In solchen Fällen wird die Berechtigung durch die Flags FLAG_GRANT_READ_URI_PERMISSION und FLAG_GRANT_WRITE_URI_PERMISSION im Intent-Objekt gewährt, mit denen die Komponente aktiviert wird. Die E‑Mail-Anwendung kann beispielsweise FLAG_GRANT_READ_URI_PERMISSION in den Intent-Parameter einfügen, der an Context.startActivity() übergeben wird. Die Berechtigung gilt nur für den URI in der Intent.

Wenn Sie diese Funktion aktivieren, indem Sie entweder dieses Attribut auf "true" setzen oder <grant-uri-permission>-Unterelemente definieren, rufen Sie Context.revokeUriPermission() auf, wenn eine abgedeckte URI aus dem Anbieter gelöscht wird.

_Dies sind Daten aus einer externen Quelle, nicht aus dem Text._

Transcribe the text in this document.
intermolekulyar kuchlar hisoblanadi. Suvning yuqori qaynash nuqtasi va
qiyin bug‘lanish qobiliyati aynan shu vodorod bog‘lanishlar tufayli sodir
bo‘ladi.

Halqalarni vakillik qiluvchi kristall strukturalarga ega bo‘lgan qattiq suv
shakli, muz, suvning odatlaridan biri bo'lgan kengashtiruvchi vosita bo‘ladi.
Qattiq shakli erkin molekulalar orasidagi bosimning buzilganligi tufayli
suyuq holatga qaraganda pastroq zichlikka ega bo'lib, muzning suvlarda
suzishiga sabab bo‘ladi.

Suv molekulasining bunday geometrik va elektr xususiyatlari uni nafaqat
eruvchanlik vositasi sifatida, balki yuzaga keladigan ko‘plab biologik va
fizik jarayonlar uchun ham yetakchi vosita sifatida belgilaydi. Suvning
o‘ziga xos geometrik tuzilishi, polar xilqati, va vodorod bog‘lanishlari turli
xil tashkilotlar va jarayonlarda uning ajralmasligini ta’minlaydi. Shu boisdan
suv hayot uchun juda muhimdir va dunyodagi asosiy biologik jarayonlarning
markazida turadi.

Weitere Informationen finden Sie unter dem <grant-uri-permission>-Element.

android:icon
Ein Symbol, das den Content-Anbieter darstellt. Dieses Attribut wird als Referenz auf eine zeichenfähige Ressource festgelegt, die die Bilddefinition enthält. Wenn es nicht festgelegt ist, wird stattdessen das für die Anwendung als Ganzes angegebene Symbol verwendet. Weitere Informationen finden Sie im <application>-Element unter dem Attribut icon.
android:initOrder
Die Reihenfolge, in der der Contentanbieter im Verhältnis zu anderen Contentanbietern, die vom selben Prozess gehostet werden, instanziiert wird. Wenn Abhängigkeiten zwischen Content-Anbietern bestehen, wird durch Festlegen dieses Attributs für jeden von ihnen sichergestellt, dass sie in der Reihenfolge erstellt werden, die für diese Abhängigkeiten erforderlich ist. Der Wert ist eine Ganzzahl. Höhere Zahlen werden zuerst initialisiert.
android:intentMatchingFlags

Mit diesem Attribut können Sie genauer festlegen, wie das System eingehende Intents mit App-Komponenten abgleicht. Standardmäßig werden keine speziellen Abgleichsregeln angewendet.

Der für ein <provider>-Tag festgelegte Wert überschreibt den für das <application>-Tag festgelegten Wert.

Der Wert muss einer oder mehrere der folgenden Flags sein, die durch „|“ getrennt sind:

Flag Beschreibung
none Deaktiviert alle speziellen Abgleichsregeln für eingehende Intents. Wenn Sie mehrere Flags angeben, werden widersprüchliche Werte aufgelöst, indem dem Flag none Vorrang eingeräumt wird.
enforceIntentFilter

Erzwingt einen strengeren Abgleich für eingehende Intents:

  • Explizite Intents müssen mit dem Intent-Filter der Zielkomponente übereinstimmen.
  • Intents ohne Aktion entsprechen keinem Intent-Filter.
allowNullAction

Die Abgleichsregeln werden gelockert, sodass auch Intents ohne Aktion abgeglichen werden können. Dieses Flag wird in Verbindung mit enforceIntentFilter verwendet, um das folgende Verhalten zu erzielen:

  • Explizite Intents müssen mit dem Intent-Filter der Zielkomponente übereinstimmen.
  • Intents ohne Aktion dürfen mit jedem Intent-Filter übereinstimmen.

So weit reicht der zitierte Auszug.